Einhellig werde eine weitere Senkung der finanziellen und formalen Hürden für die Errichtung von Patientenverfügung und Vorsorgevollmacht und eine Stärkung des Verantwortungsbewusstseins der Bevölkerung für die Vorsorge im Sinne eines „Advance Care Planning“, also einer individuellen gesundheitlichen Vorausplanung gefordert.

„Als ganz besonders wichtig sieht die Kommission ihre Empfehlungen zur Vermeidung von unverhältnismäßigen medizinischen Interventionen an“, so Valentin. Mit der Forderung nach einer größeren Rechtssicherheit in diesem Bereich solle sichergestellt werden, dass medizinische Interventionen ohne Nutzen oder mit einer höheren Belastung als dem eventuellen Nutzen für Patienten am Lebensende vermieden werden.

Zur Thematik des assistierten Suizids komme die Bioethikkommission mehrheitlich zur Meinung, dass die Weite der österreichischen Regelung zur „Mitwirkung am Selbstmord“ (§ 78 StGB), die als gleichwertige Begehungsformen das Verleiten zum Suizid sowie die Hilfeleistung beim Suizid durch Tun und Unterlassen für strafbar erklärt, überdacht werden sollte: „Dadurch soll vermieden werden, dass Angehörige, nahestehende Personen und Ärzte kriminalisiert werden, die aus Loyalität oder Mitleid gegenüber der suizidwilligen Person – trotz aller Gewissenskonflikte – eine Unterstützung leisten“, so der Jurist Birklbauer.

Unter Beihilfe werde auch verstanden, wenn Angehörige ihren sterbewilligen Verwandten in die Schweiz zu Dignitas begleiten, oder wenn ein Arzt einen sterbewilligen Patienten anhört, ohne ihn gegebenenfalls gleich in eine Psychiatrische Anstalt einzuweisen, erläuterte der Strafrechtler. Durch entsprechend strenge Ausnahmeregelungen solle aber jedenfalls ein Dammbruch vermieden werden.

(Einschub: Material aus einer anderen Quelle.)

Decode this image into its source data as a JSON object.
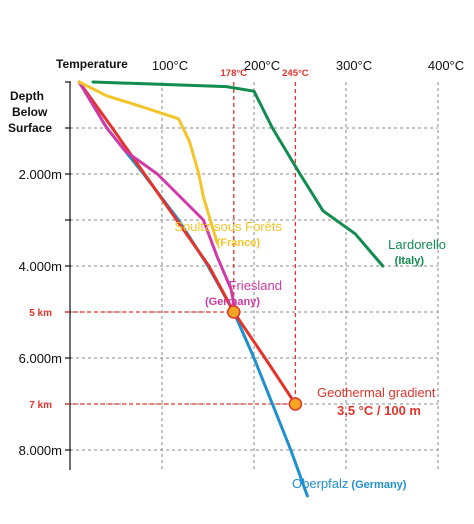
{
  "chart_data": {
    "type": "line",
    "x_axis": {
      "label": "Temperature",
      "unit": "°C",
      "ticks": [
        {
          "value": 100,
          "label": "100°C"
        },
        {
          "value": 200,
          "label": "200°C"
        },
        {
          "value": 300,
          "label": "300°C"
        },
        {
          "value": 400,
          "label": "400°C"
        }
      ],
      "xlim": [
        0,
        400
      ]
    },
    "y_axis": {
      "label_lines": [
        "Depth",
        "Below",
        "Surface"
      ],
      "unit": "m",
      "inverted": true,
      "ticks": [
        {
          "value": 2000,
          "label": "2.000m"
        },
        {
          "value": 4000,
          "label": "4.000m"
        },
        {
          "value": 6000,
          "label": "6.000m"
        },
        {
          "value": 8000,
          "label": "8.000m"
        }
      ],
      "extra_ticks": [
        {
          "value": 5000,
          "label": "5 km",
          "color": "#e3342b"
        },
        {
          "value": 7000,
          "label": "7 km",
          "color": "#e3342b"
        }
      ],
      "ylim": [
        0,
        9500
      ]
    },
    "grid": true,
    "reference_lines": [
      {
        "axis": "x",
        "value": 178,
        "label": "178°C",
        "color": "#e3342b",
        "to_depth": 5000
      },
      {
        "axis": "x",
        "value": 245,
        "label": "245°C",
        "color": "#e3342b",
        "to_depth": 7000
      },
      {
        "axis": "y",
        "value": 5000,
        "color": "#e3342b",
        "to_temp": 178
      },
      {
        "axis": "y",
        "value": 7000,
        "color": "#e3342b",
        "to_temp": 245
      }
    ],
    "series": [
      {
        "name": "Oberpfalz",
        "name_suffix": "(Germany)",
        "color": "#1e8fcf",
        "points": [
          [
            10,
            0
          ],
          [
            40,
            1000
          ],
          [
            80,
            2000
          ],
          [
            118,
            3000
          ],
          [
            150,
            4000
          ],
          [
            178,
            5000
          ],
          [
            200,
            6000
          ],
          [
            220,
            7000
          ],
          [
            240,
            8000
          ],
          [
            258,
            9000
          ]
        ]
      },
      {
        "name": "Geothermal gradient",
        "subtitle": "3,5 °C / 100 m",
        "color": "#e3342b",
        "points": [
          [
            10,
            0
          ],
          [
            46,
            1000
          ],
          [
            81,
            2000
          ],
          [
            116,
            3000
          ],
          [
            151,
            4000
          ],
          [
            178,
            5000
          ],
          [
            212,
            6000
          ],
          [
            245,
            7000
          ]
        ]
      },
      {
        "name": "Friesland",
        "name_suffix": "(Germany)",
        "color": "#d13aa6",
        "points": [
          [
            10,
            0
          ],
          [
            40,
            1000
          ],
          [
            60,
            1500
          ],
          [
            95,
            2000
          ],
          [
            120,
            2500
          ],
          [
            145,
            3000
          ],
          [
            160,
            3800
          ],
          [
            175,
            4500
          ],
          [
            180,
            5000
          ]
        ]
      },
      {
        "name": "Soultz sous Forêts",
        "name_suffix": "(France)",
        "color": "#f4c52a",
        "points": [
          [
            10,
            0
          ],
          [
            40,
            300
          ],
          [
            80,
            550
          ],
          [
            118,
            800
          ],
          [
            130,
            1300
          ],
          [
            140,
            2000
          ],
          [
            145,
            2500
          ],
          [
            160,
            3500
          ]
        ]
      },
      {
        "name": "Lardorello",
        "name_suffix": "(Italy)",
        "color": "#118c4e",
        "points": [
          [
            25,
            0
          ],
          [
            170,
            100
          ],
          [
            200,
            200
          ],
          [
            220,
            1000
          ],
          [
            250,
            2000
          ],
          [
            275,
            2800
          ],
          [
            310,
            3300
          ],
          [
            340,
            4000
          ]
        ]
      }
    ],
    "markers": [
      {
        "temp": 178,
        "depth": 5000,
        "color": "#f6a623"
      },
      {
        "temp": 245,
        "depth": 7000,
        "color": "#f6a623"
      }
    ]
  }
}
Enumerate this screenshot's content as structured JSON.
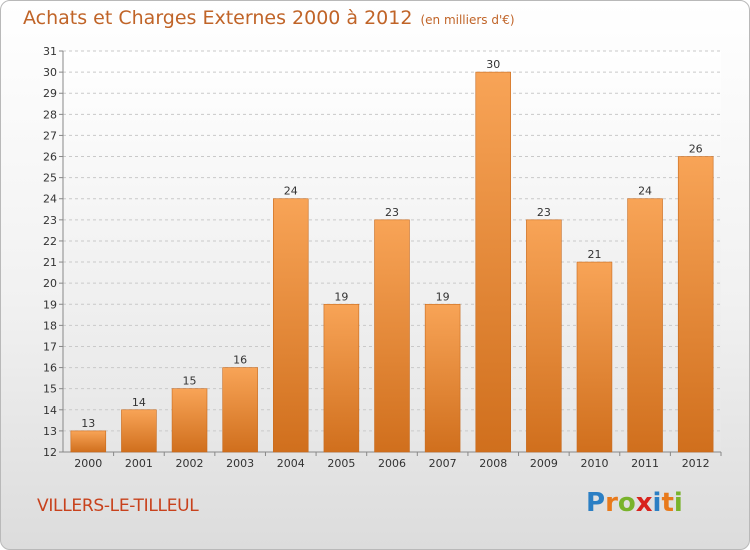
{
  "header": {
    "title": "Achats et Charges Externes 2000 à 2012",
    "subtitle": "(en milliers d'€)"
  },
  "footer": {
    "place": "VILLERS-LE-TILLEUL",
    "logo": [
      "P",
      "r",
      "o",
      "x",
      "i",
      "t",
      "i"
    ],
    "logo_colors": [
      "#2b7fc4",
      "#e87a1c",
      "#79b32b",
      "#d8231d",
      "#2b7fc4",
      "#e87a1c",
      "#79b32b"
    ]
  },
  "chart_data": {
    "type": "bar",
    "categories": [
      "2000",
      "2001",
      "2002",
      "2003",
      "2004",
      "2005",
      "2006",
      "2007",
      "2008",
      "2009",
      "2010",
      "2011",
      "2012"
    ],
    "values": [
      13,
      14,
      15,
      16,
      24,
      19,
      23,
      19,
      30,
      23,
      21,
      24,
      26
    ],
    "title": "Achats et Charges Externes 2000 à 2012",
    "subtitle": "(en milliers d'€)",
    "xlabel": "",
    "ylabel": "",
    "ylim": [
      12,
      31
    ],
    "yticks": [
      12,
      13,
      14,
      15,
      16,
      17,
      18,
      19,
      20,
      21,
      22,
      23,
      24,
      25,
      26,
      27,
      28,
      29,
      30,
      31
    ],
    "grid": true,
    "bar_color": "#f0913a"
  }
}
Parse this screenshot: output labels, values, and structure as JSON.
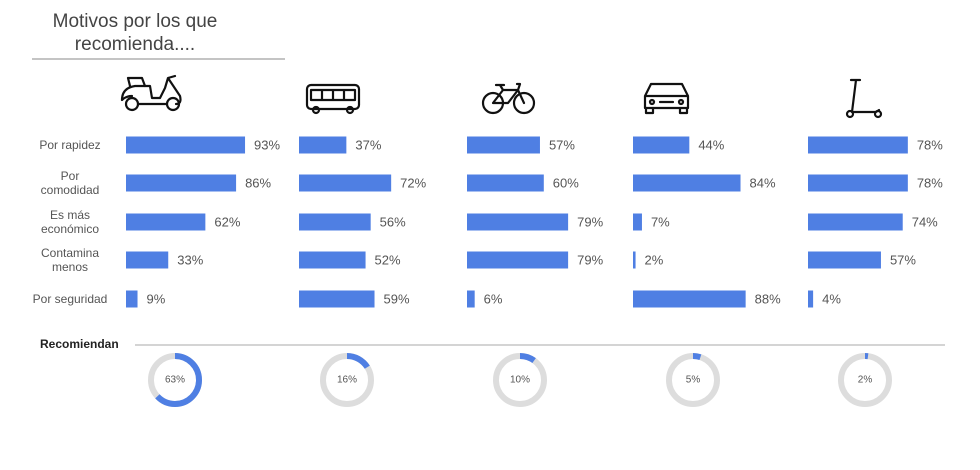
{
  "title": "Motivos por los que recomienda....",
  "chart_data": [
    {
      "type": "bar",
      "orientation": "horizontal",
      "categories": [
        "Por rapidez",
        "Por comodidad",
        "Es más económico",
        "Contamina menos",
        "Por seguridad"
      ],
      "values": [
        93,
        86,
        62,
        33,
        9
      ],
      "value_labels": [
        "93%",
        "86%",
        "62%",
        "33%",
        "9%"
      ],
      "color": "#4f7fe3",
      "xlim": [
        0,
        100
      ]
    },
    {
      "type": "bar",
      "orientation": "horizontal",
      "values": [
        37,
        72,
        56,
        52,
        59
      ],
      "value_labels": [
        "37%",
        "72%",
        "56%",
        "52%",
        "59%"
      ],
      "color": "#4f7fe3",
      "xlim": [
        0,
        100
      ]
    },
    {
      "type": "bar",
      "orientation": "horizontal",
      "values": [
        57,
        60,
        79,
        79,
        6
      ],
      "value_labels": [
        "57%",
        "60%",
        "79%",
        "79%",
        "6%"
      ],
      "color": "#4f7fe3",
      "xlim": [
        0,
        100
      ]
    },
    {
      "type": "bar",
      "orientation": "horizontal",
      "values": [
        44,
        84,
        7,
        2,
        88
      ],
      "value_labels": [
        "44%",
        "84%",
        "7%",
        "2%",
        "88%"
      ],
      "color": "#4f7fe3",
      "xlim": [
        0,
        100
      ]
    },
    {
      "type": "bar",
      "orientation": "horizontal",
      "values": [
        78,
        78,
        74,
        57,
        4
      ],
      "value_labels": [
        "78%",
        "78%",
        "74%",
        "57%",
        "4%"
      ],
      "color": "#4f7fe3",
      "xlim": [
        0,
        100
      ]
    },
    {
      "type": "donut",
      "title": "Recomiendan",
      "values": [
        63,
        16,
        10,
        5,
        2
      ],
      "value_labels": [
        "63%",
        "16%",
        "10%",
        "5%",
        "2%"
      ],
      "color": "#4f7fe3",
      "track_color": "#dddddd",
      "xlim": [
        0,
        100
      ]
    }
  ]
}
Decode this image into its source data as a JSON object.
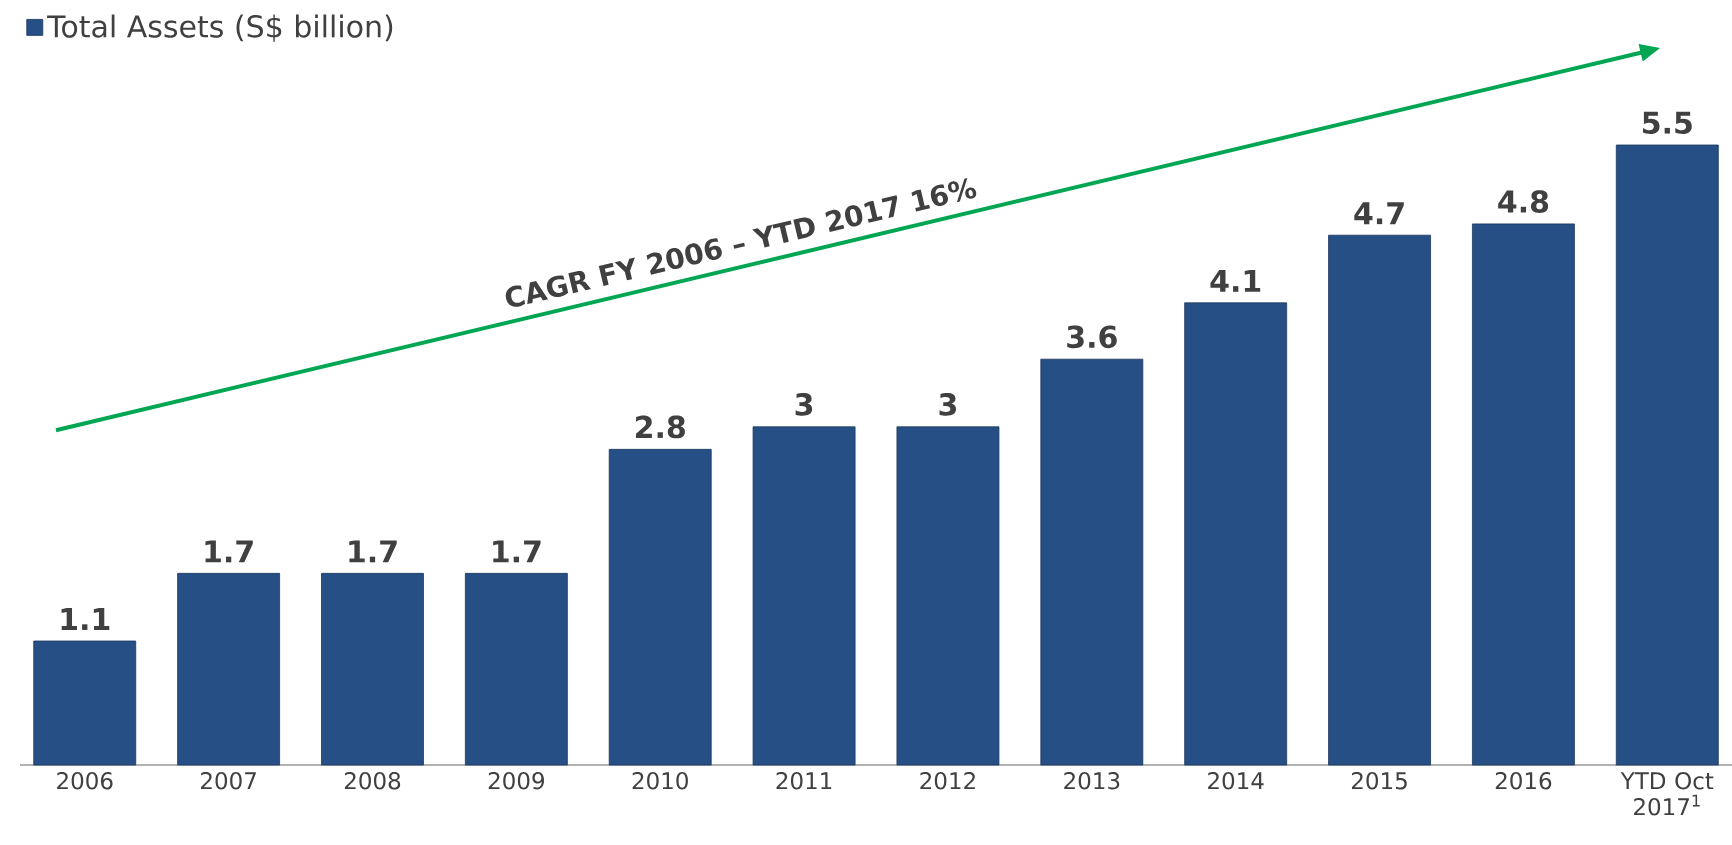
{
  "chart_data": {
    "type": "bar",
    "categories": [
      "2006",
      "2007",
      "2008",
      "2009",
      "2010",
      "2011",
      "2012",
      "2013",
      "2014",
      "2015",
      "2016",
      "YTD Oct 2017$^{1}$"
    ],
    "series": [
      {
        "name": "Total Assets (S$ billion)",
        "color": "#264f86",
        "values": [
          1.1,
          1.7,
          1.7,
          1.7,
          2.8,
          3,
          3,
          3.6,
          4.1,
          4.7,
          4.8,
          5.5
        ]
      }
    ],
    "annotations": [
      "CAGR FY 2006 – YTD 2017 16%"
    ],
    "data_labels": true,
    "legend": "top left"
  }
}
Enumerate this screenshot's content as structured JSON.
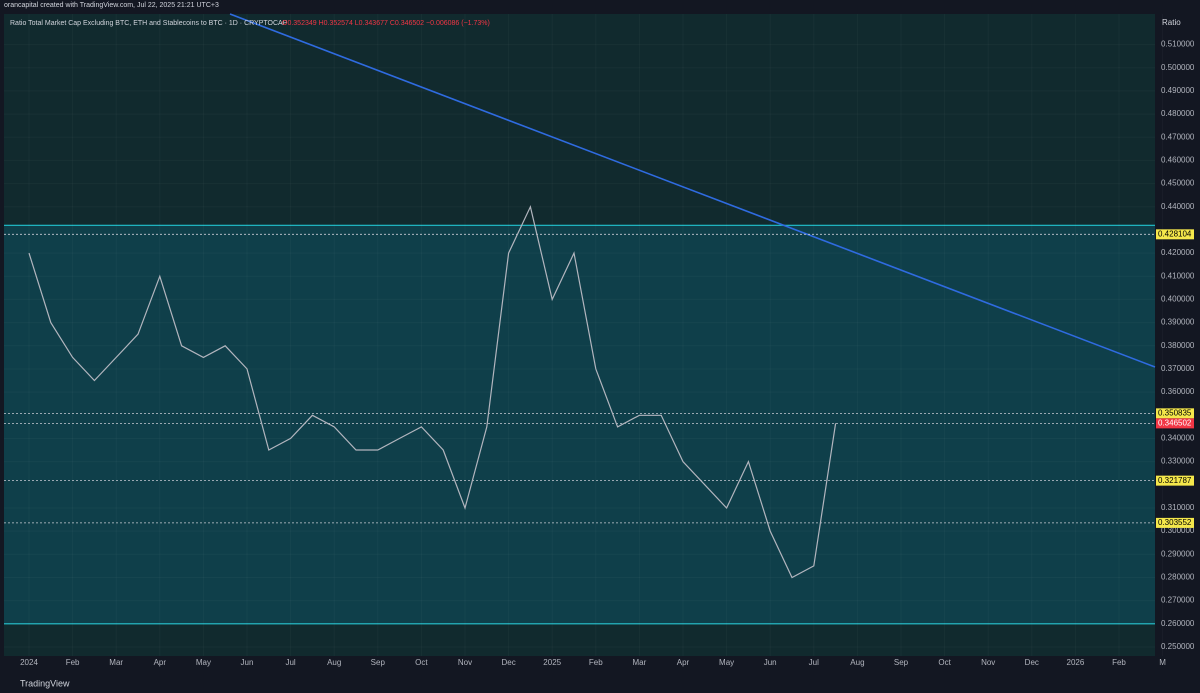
{
  "header": {
    "author": "orancapital created with TradingView.com, Jul 22, 2025 21:21 UTC+3"
  },
  "footer": {
    "brand": "TradingView"
  },
  "chart_data": {
    "type": "line",
    "title": "Ratio Total Market Cap Excluding BTC, ETH and Stablecoins to BTC · 1D · CRYPTOCAP",
    "subtitle": "O0.352349 H0.352574 L0.343677 C0.346502 −0.006086 (−1.73%)",
    "y_label": "Ratio",
    "xticks": [
      "2024",
      "Feb",
      "Mar",
      "Apr",
      "May",
      "Jun",
      "Jul",
      "Aug",
      "Sep",
      "Oct",
      "Nov",
      "Dec",
      "2025",
      "Feb",
      "Mar",
      "Apr",
      "May",
      "Jun",
      "Jul",
      "Aug",
      "Sep",
      "Oct",
      "Nov",
      "Dec",
      "2026",
      "Feb",
      "M"
    ],
    "series": [
      {
        "name": "Ratio",
        "color": "#b2b5be",
        "values": [
          0.42,
          0.39,
          0.375,
          0.365,
          0.375,
          0.385,
          0.41,
          0.38,
          0.375,
          0.38,
          0.37,
          0.335,
          0.34,
          0.35,
          0.345,
          0.335,
          0.335,
          0.34,
          0.345,
          0.335,
          0.31,
          0.345,
          0.42,
          0.44,
          0.4,
          0.42,
          0.37,
          0.345,
          0.35,
          0.35,
          0.33,
          0.32,
          0.31,
          0.33,
          0.3,
          0.28,
          0.285,
          0.3465
        ]
      }
    ],
    "zone": [
      0.26,
      0.432
    ],
    "levels": [
      {
        "value": 0.428104,
        "label": "0.428104",
        "color": "#f5e84b"
      },
      {
        "value": 0.350835,
        "label": "0.350835",
        "color": "#f5e84b"
      },
      {
        "value": 0.346502,
        "label": "0.346502",
        "color": "#f23645"
      },
      {
        "value": 0.321787,
        "label": "0.321787",
        "color": "#f5e84b"
      },
      {
        "value": 0.303552,
        "label": "0.303552",
        "color": "#f5e84b"
      }
    ],
    "ylim": [
      0.2461,
      0.5232
    ],
    "yticks": [
      {
        "value": 0.51,
        "label": "0.510000"
      },
      {
        "value": 0.5,
        "label": "0.500000"
      },
      {
        "value": 0.49,
        "label": "0.490000"
      },
      {
        "value": 0.48,
        "label": "0.480000"
      },
      {
        "value": 0.47,
        "label": "0.470000"
      },
      {
        "value": 0.46,
        "label": "0.460000"
      },
      {
        "value": 0.45,
        "label": "0.450000"
      },
      {
        "value": 0.44,
        "label": "0.440000"
      },
      {
        "value": 0.42,
        "label": "0.420000"
      },
      {
        "value": 0.41,
        "label": "0.410000"
      },
      {
        "value": 0.4,
        "label": "0.400000"
      },
      {
        "value": 0.39,
        "label": "0.390000"
      },
      {
        "value": 0.38,
        "label": "0.380000"
      },
      {
        "value": 0.37,
        "label": "0.370000"
      },
      {
        "value": 0.36,
        "label": "0.360000"
      },
      {
        "value": 0.34,
        "label": "0.340000"
      },
      {
        "value": 0.33,
        "label": "0.330000"
      },
      {
        "value": 0.31,
        "label": "0.310000"
      },
      {
        "value": 0.3,
        "label": "0.300000"
      },
      {
        "value": 0.29,
        "label": "0.290000"
      },
      {
        "value": 0.28,
        "label": "0.280000"
      },
      {
        "value": 0.27,
        "label": "0.270000"
      },
      {
        "value": 0.26,
        "label": "0.260000"
      },
      {
        "value": 0.25,
        "label": "0.250000"
      }
    ],
    "grid": true
  }
}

„16 von 25 Mitgliedern der Kommission empfehlen daher eine Reform des § 78 StGB. Diese soll einerseits dem Schutz vor Fremdbestimmung vulnerabler Personen Rechnung tragen, andererseits eine individuelle Hilfe in Ausnahmefällen zulassen“, so Vorsitzende Druml. „Vorrangig soll jedenfalls immer das Prinzip der Suizidprävention für schwer kranke Menschen betont werden. Nicht zuletzt unter diesem Aspekt kommt der Palliativmedizin eine entscheidende Bedeutung zu.“

Acht Mitglieder der Kommission sehen bei Angehörigen oder betreuenden Ärzten der suizidwilligen Person ebenfalls die Möglichkeit, dass es durch den Suizidwunsch zu gravierenden Gewissenskonflikten kommen kann und empfehlen, dass eine solche Gewissensnot in der ethischen und rechtlichen Urteilsbildung in Fällen von Suizidbeihilfe bei Angehörigen und bei Ärzten zu berücksichtigen sei.

Diese Mitglieder sehen allerdings keine Notwendigkeit zur Änderung des Strafgesetzbuches, sondern empfehlen, dass seitens des Justizministeriums bindende Richtlinien für die Strafverfolgungsbehörden entwickelt werden, in denen eine ethisch fundierte Prüfung konkreter Vorwürfe von Suizidbeihilfe vorgegeben wird. „Wir wollen auf keinen Fall signalisieren, dass assistierter Suizid zum Normalfall der Sterbebegleitung werden kann“, betonte der Mediziner und Theologe Schaupp.

Die Kommission empfiehlt ebenso mit überwiegender Mehrheit – dazu gibt es nur ein Sondervotum – die Beibehaltung der Strafbarkeit hinsichtlich des Tatbestands der Tötung auf Verlangen.